Friday 11 November 2011

Data Pump Export

Data Pump Export
The ability to transfer data out of an Oracle database to a flat file provides numerous benefits. A couple of the more common benefits are as follows:
  • Database Backup - Export can be used to take a time consistent snapshot of the data in an Oracle database. The data contained in the flat files can be reloaded back into the database at any time. A common question I received from students during my classes was if redo logs could be used to roll the database forward to the current point-in-time after using Import to reload the data. Sorry, Export and Import work within the database data files. The synchronization information required by Oracle during a database restore and recovery relies upon the data contained in the control files and data file headers. Since Export/Import does not change any of the synchronization data in the file headers, the utility can not be used to perform traditional Oracle recoveries executed using the RECOVER statement.

  • Data Archival - I have seen several shops that used the transportable tablespace feature to archive data to offline storage. If the data was required for reporting purposes, the tablespace was reattached to a reporting database for quick access.

  • Database Upgrades - Export/Import is one of the upgrade options that is almost always specified in the Oracle migration manuals. It is often the only method if the difference between the old source release and the new target release is substantial.
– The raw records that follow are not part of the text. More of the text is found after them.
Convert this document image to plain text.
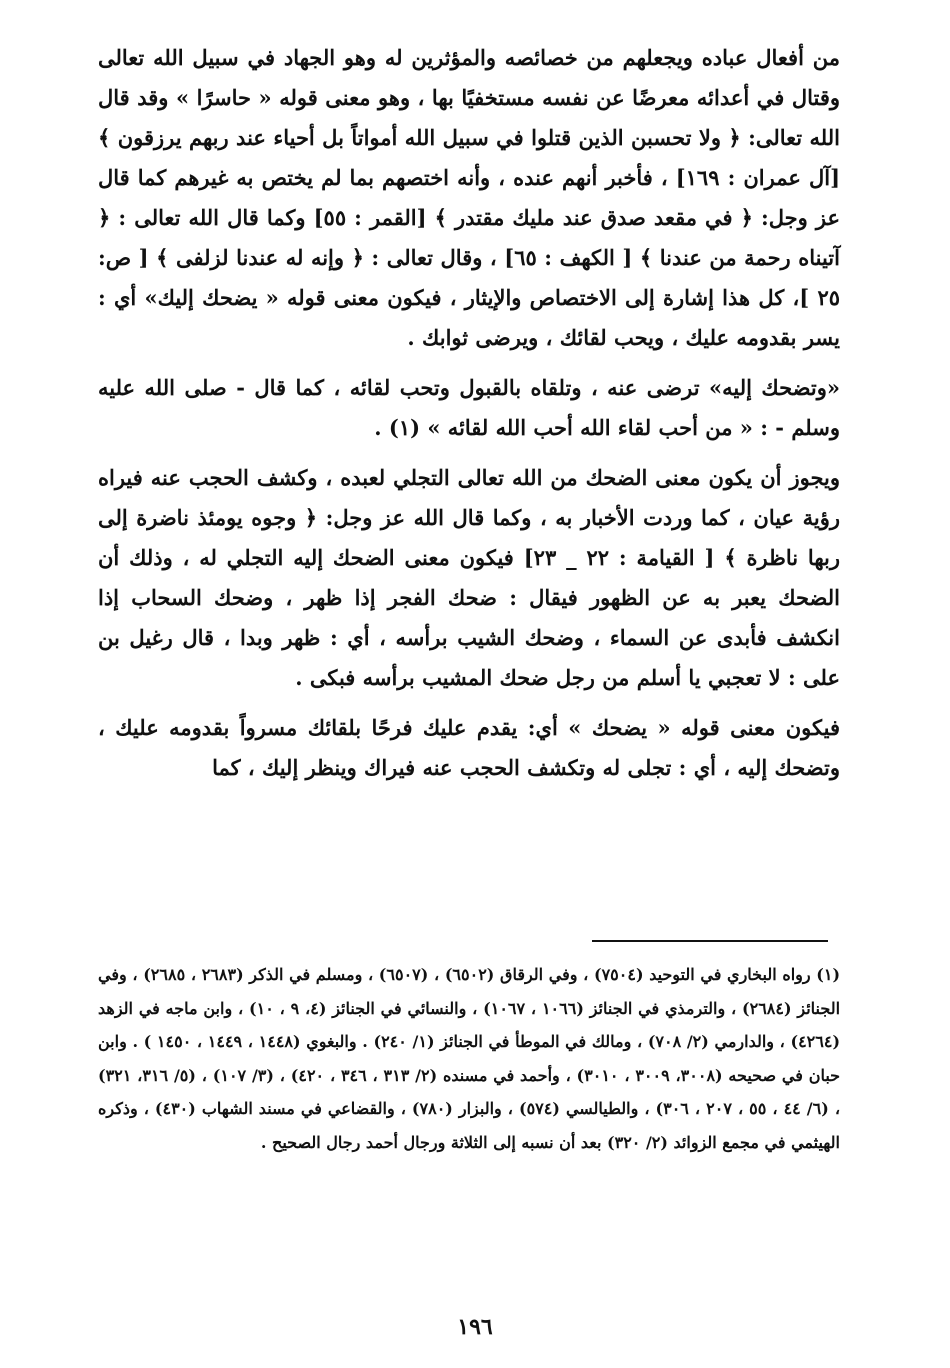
من أفعال عباده ويجعلهم من خصائصه والمؤثرين له وهو الجهاد في سبيل الله تعالى وقتال في أعدائه معرضًا عن نفسه مستخفيًا بها ، وهو معنى قوله « حاسرًا » وقد قال الله تعالى: ﴿ ولا تحسبن الذين قتلوا في سبيل الله أمواتاً بل أحياء عند ربهم يرزقون ﴾ [آل عمران : ١٦٩] ، فأخبر أنهم عنده ، وأنه اختصهم بما لم يختص به غيرهم كما قال عز وجل: ﴿ في مقعد صدق عند مليك مقتدر ﴾ [القمر : ٥٥] وكما قال الله تعالى : ﴿ آتيناه رحمة من عندنا ﴾ [ الكهف : ٦٥] ، وقال تعالى : ﴿ وإنه له عندنا لزلفى ﴾ [ ص: ٢٥ ]، كل هذا إشارة إلى الاختصاص والإيثار ، فيكون معنى قوله « يضحك إليك» أي : يسر بقدومه عليك ، ويحب لقائك ، ويرضى ثوابك .

«وتضحك إليه» ترضى عنه ، وتلقاه بالقبول وتحب لقائه ، كما قال - صلى الله عليه وسلم - : « من أحب لقاء الله أحب الله لقائه » (١) .

ويجوز أن يكون معنى الضحك من الله تعالى التجلي لعبده ، وكشف الحجب عنه فيراه رؤية عيان ، كما وردت الأخبار به ، وكما قال الله عز وجل: ﴿ وجوه يومئذ ناضرة إلى ربها ناظرة ﴾ [ القيامة : ٢٢ _ ٢٣] فيكون معنى الضحك إليه التجلي له ، وذلك أن الضحك يعبر به عن الظهور فيقال : ضحك الفجر إذا ظهر ، وضحك السحاب إذا انكشف فأبدى عن السماء ، وضحك الشيب برأسه ، أي : ظهر وبدا ، قال رغيل بن على : لا تعجبي يا أسلم من رجل ضحك المشيب برأسه فبكى .

فيكون معنى قوله « يضحك » أي: يقدم عليك فرحًا بلقائك مسرواً بقدومه عليك ، وتضحك إليه ، أي : تجلى له وتكشف الحجب عنه فيراك وينظر إليك ، كما

(١) رواه البخاري في التوحيد (٧٥٠٤) ، وفي الرقاق (٦٥٠٢) ، (٦٥٠٧) ، ومسلم في الذكر (٢٦٨٣ ، ٢٦٨٥) ، وفي الجنائز (٢٦٨٤) ، والترمذي في الجنائز (١٠٦٦ ، ١٠٦٧) ، والنسائي في الجنائز (٤، ٩ ، ١٠) ، وابن ماجه في الزهد (٤٢٦٤) ، والدارمي (٢/ ٧٠٨) ، ومالك في الموطأ في الجنائز (١/ ٢٤٠) . والبغوي (١٤٤٨ ، ١٤٤٩ ، ١٤٥٠ ) . وابن حبان في صحيحه (٣٠٠٨، ٣٠٠٩ ، ٣٠١٠) ، وأحمد في مسنده (٢/ ٣١٣ ، ٣٤٦ ، ٤٢٠) ، (٣/ ١٠٧) ، (٥/ ٣١٦، ٣٢١) ، (٦/ ٤٤ ، ٥٥ ، ٢٠٧ ، ٣٠٦) ، والطيالسي (٥٧٤) ، والبزار (٧٨٠) ، والقضاعي في مسند الشهاب (٤٣٠) ، وذكره الهيثمي في مجمع الزوائد (٢/ ٣٢٠) بعد أن نسبه إلى الثلاثة ورجال أحمد رجال الصحيح .

١٩٦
Since it requires that a new database be created using the new release, backoff is certainly simplified.

  • Data Transfer - Administrators have been using FROM USER/TO USER to transfer data from one schema to another since SCOTT/TIGER was a cub.
Let's begin our discussion with a quick review of a sample Data Pump Export command that I provided in a previous blog:
expdp foot/foot directory=export_dir dumpfile=expfull.dmp logfile=expfull.log full=y

"expdp" tells the operating system to run the Data Pump Export utility. The parameters that follow are used to control the job's execution. In our example, the account and password are both "foot", the file that will contain the output data is "expfull.dmp", the logfile is"expfull.log" , and a full database export will be performed. 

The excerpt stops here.